Dey Nilanjan, Rajinikanth V, Fong Simon James, Kaiser M Shamim, Mahmud Mufti
Department of Information Technology, Techno India College of Technology, Kolkata, 700156 West Bengal India.
Department of Electronics and Instrumentation Engineering, St. Joseph's College of Engineering, Chennai, 600119 India.
Cognit Comput. 2020;12(5):1011-1023. doi: 10.1007/s12559-020-09751-3. Epub 2020 Aug 15.

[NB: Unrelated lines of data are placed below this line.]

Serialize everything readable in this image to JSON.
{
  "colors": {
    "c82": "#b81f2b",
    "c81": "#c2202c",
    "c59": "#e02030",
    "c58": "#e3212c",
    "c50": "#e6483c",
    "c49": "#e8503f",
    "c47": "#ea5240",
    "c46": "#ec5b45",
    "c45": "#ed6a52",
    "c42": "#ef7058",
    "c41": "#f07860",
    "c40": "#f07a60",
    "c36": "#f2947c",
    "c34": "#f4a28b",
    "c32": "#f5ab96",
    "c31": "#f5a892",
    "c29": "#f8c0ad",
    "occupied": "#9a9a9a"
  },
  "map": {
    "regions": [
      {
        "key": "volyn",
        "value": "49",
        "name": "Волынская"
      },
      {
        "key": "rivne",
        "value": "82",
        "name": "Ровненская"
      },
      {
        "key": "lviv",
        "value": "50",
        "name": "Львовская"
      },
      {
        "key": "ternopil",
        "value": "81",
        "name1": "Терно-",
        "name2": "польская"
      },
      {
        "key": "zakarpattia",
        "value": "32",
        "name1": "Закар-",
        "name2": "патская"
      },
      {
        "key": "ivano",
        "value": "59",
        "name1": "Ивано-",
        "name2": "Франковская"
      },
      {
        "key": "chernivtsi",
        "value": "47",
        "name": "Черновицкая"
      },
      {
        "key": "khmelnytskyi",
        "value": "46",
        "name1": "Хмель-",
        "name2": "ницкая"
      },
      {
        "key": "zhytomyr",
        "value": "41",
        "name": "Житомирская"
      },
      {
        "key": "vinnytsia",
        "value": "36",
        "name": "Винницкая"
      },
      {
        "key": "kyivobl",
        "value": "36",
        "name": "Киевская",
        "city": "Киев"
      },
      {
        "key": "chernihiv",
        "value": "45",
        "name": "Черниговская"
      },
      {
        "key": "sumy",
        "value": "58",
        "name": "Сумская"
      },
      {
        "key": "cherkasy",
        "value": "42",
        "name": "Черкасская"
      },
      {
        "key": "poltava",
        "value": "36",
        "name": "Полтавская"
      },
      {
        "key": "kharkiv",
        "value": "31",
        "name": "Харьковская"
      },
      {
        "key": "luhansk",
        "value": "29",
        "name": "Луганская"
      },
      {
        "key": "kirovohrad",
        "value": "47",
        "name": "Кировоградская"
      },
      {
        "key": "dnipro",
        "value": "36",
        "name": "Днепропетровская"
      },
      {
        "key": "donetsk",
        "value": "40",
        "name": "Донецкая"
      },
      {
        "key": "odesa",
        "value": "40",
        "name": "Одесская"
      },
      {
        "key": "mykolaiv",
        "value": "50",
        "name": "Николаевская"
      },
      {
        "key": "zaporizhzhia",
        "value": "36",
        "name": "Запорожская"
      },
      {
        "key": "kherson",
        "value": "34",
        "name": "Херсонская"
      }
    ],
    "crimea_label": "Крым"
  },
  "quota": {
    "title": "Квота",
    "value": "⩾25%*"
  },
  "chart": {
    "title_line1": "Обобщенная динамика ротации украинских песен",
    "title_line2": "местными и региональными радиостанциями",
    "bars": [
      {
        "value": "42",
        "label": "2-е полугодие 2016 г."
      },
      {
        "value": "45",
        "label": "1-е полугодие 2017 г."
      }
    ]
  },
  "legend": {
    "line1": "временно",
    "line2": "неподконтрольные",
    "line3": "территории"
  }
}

The coronavirus disease (COVID-19) caused by a novel coronavirus, SARS-CoV-2, has been declared a global pandemic. Due to its infection rate and severity, it has emerged as one of the major global threats of the current generation. To support the current combat against the disease, this research aims to propose a machine learning-based pipeline to detect COVID-19 infection using lung computed tomography scan images (CTI). This implemented pipeline consists of a number of sub-procedures ranging from segmenting the COVID-19 infection to classifying the segmented regions. The initial part of the pipeline implements the segmentation of the COVID-19-affected CTI using social group optimization-based Kapur's entropy thresholding, followed by k-means clustering and morphology-based segmentation. The next part of the pipeline implements feature extraction, selection, and fusion to classify the infection. Principle component analysis-based serial fusion technique is used in fusing the features and the fused feature vector is then employed to train, test, and validate four different classifiers namely Random Forest, K-Nearest Neighbors (KNN), Support Vector Machine with Radial Basis Function, and Decision Tree. Experimental results using benchmark datasets show a high accuracy (> 91%) for the morphology-based segmentation task; for the classification task, the KNN offers the highest accuracy among the compared classifiers (> 87%). However, this should be noted that this method still awaits clinical validation, and therefore should not be used to clinically diagnose ongoing COVID-19 infection.
由新型冠状病毒SARS-CoV-2引起的冠状病毒病(COVID-19)已被宣布为全球大流行。由于其感染率和严重性,它已成为当代主要的全球威胁之一。为了支持当前对该疾病的抗击,本研究旨在提出一种基于机器学习的流程,用于使用肺部计算机断层扫描图像(CTI)检测COVID-19感染。这个实施的流程由许多子过程组成,从分割COVID-19感染区域到对分割区域进行分类。流程的初始部分使用基于社会群体优化的卡普尔熵阈值法对受COVID-19影响的CTI进行分割,随后进行k均值聚类和基于形态学的分割。流程的下一部分进行特征提取、选择和融合以对感染进行分类。基于主成分分析的串行融合技术用于融合特征,然后使用融合后的特征向量训练、测试和验证四种不同的分类器,即随机森林、K近邻(KNN)、具有径向基函数的支持向量机和决策树。使用基准数据集的实验结果表明,基于形态学的分割任务具有较高的准确率(>91%);对于分类任务,KNN在比较的分类器中提供了最高的准确率(>87%)。然而,应该注意的是,该方法仍有待临床验证,因此不应将其用于临床诊断正在进行的COVID-19感染。